One of the things I wished for in working on the Bardi grammar was a time-aligned corpus. So now that I’ve largely finished (apart from covering my now-submitted manuscript with scribbles about typos, new things to include, and the like) I have time to make a better job of it. It’s also part of working out what to prioritise for the next few weeks. Here’s my workflow (put here so I can find it again, to keep me honest, and in case it’s useful for someone else):
- I have fairly decent metadata (audition sheets) for most of my recordings; I slacked off a bit on the last trip but I also recorded fewer stories, so I’ve got away with it for the moment.

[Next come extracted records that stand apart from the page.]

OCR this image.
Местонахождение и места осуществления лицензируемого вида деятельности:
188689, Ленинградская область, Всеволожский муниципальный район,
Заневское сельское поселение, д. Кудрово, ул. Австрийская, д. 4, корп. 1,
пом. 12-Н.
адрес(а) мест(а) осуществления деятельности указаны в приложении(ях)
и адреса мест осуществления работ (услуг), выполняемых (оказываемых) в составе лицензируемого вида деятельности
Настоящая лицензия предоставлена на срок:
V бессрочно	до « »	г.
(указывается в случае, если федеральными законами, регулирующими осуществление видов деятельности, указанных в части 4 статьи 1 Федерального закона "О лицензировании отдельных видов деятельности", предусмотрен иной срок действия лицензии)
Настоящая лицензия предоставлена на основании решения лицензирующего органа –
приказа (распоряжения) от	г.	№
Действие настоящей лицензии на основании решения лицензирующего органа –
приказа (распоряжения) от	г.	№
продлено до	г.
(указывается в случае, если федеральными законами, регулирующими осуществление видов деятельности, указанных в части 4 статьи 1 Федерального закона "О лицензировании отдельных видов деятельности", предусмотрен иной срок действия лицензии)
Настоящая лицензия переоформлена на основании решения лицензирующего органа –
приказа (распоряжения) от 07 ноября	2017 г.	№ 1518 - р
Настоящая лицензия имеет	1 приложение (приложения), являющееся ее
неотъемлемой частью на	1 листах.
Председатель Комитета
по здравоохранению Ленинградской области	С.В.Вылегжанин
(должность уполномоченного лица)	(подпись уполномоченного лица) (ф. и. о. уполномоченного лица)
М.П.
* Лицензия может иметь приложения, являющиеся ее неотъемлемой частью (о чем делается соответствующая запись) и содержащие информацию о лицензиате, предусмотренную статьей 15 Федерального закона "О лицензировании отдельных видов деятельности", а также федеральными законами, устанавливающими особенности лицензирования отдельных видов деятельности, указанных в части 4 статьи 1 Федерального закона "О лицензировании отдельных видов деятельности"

First job was to go through the metadata and make sure that each story has its own page (with its own reference key) in my text database.
- My student Laura chopped up and extracted a lot of the stories from the older files. I still need to do the rest, but as I go through to check that the files are labelled with the right story I’m checking off that they have a sound file (Laura did this, but it’s in the OSX-only file colour coding and I’m working on a PC)
- About half the files have transcripts already (from my earlier trips where I transcribed on paper, checked them with speakers with a tape player, and then typed them when I got back to computer-land); for those, I’m exporting the transcript to a new file, adding an Elan header, and importing into Elan. [Note that for some reason, I cannot import ‘Toolbox’ files, only ‘Shoebox’ files. It probably has something to do with the character encoding. If importing Toolbox files gives you an undefined error in Elan, try using the Shoebox setting]. These then get time-aligned with the ‘bulldozer’ mode and simultaneously checked (and annotated/tagged if there are things I want to find again).
- New files without transcripts get a new Elan file created and segments created for transcription mode.
- Once all that’s done, the files will be exported back into Toolbox with the time-alignment codes.
- When an individual story is done, it should be run through CuPeD for the web archive of stories. I still need to do some work to get that running.
The final stage down the track is to interlinearize (or at least tag by part of speech) some of the corpus. I doubt I’ll be able to do this in the near future but if I can figure out a way to do it semi-automatically it would be a nice resource.